O Presidente do Governo dos Açores falava no final de uma audiência que concedeu ao Presidente da Confederação dos Municípios Ultraperiféricos, René Noel, que se encontrava acompanhado do Presidente da Associação de Municípios da Região Autónoma dos Açores, João Ponte.
Para Carlos César, a existência desta conferência das municipalidades ultraperiféricas demonstra bem como este conceito se cimenta no âmbito europeu e tem já hoje uma dimensão significativa.

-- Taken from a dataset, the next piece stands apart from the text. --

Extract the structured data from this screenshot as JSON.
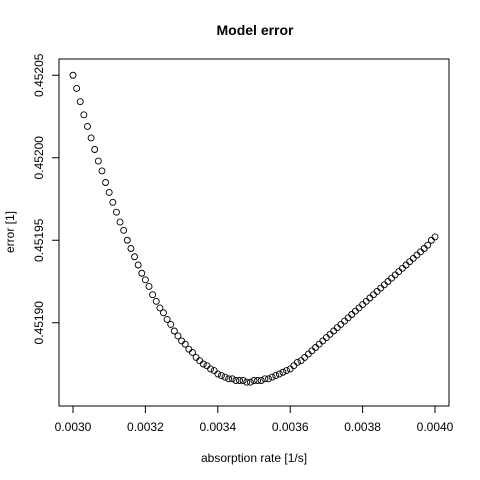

“A verdade é que, se as regiões ultraperiféricas têm, entre si, questões em comum, como se tem visto através da cooperação entre os seus governos, naturalmente, e por consequência, que as suas localidades e que os seus municípios também as têm”, sublinhou.
E por isso, acrescentou o governante, “é normal e desejável que os municípios se reúnam, se concertem e façam uma abordagem tendencialmente única das suas relações, quer com os poderes regionais, quer com os poderes centrais.”
O Presidente do Governo Regional enfatiza mesmo a necessidade de fortalecer esta consciência sobre a ultraperiferia no contexto europeu.
“Nós temos beneficiado muito com ela, do ponto de vista de fundos comunitários, de fenómenos de discriminação positiva, de medidas especiais e, portanto, a reunião dos municípios, a reunião dos governos à volta destas problemáticas específicas contribui sempre para melhorar essa consciência e essa individualidade europeia das regiões ultraperiféricas”, afirmou.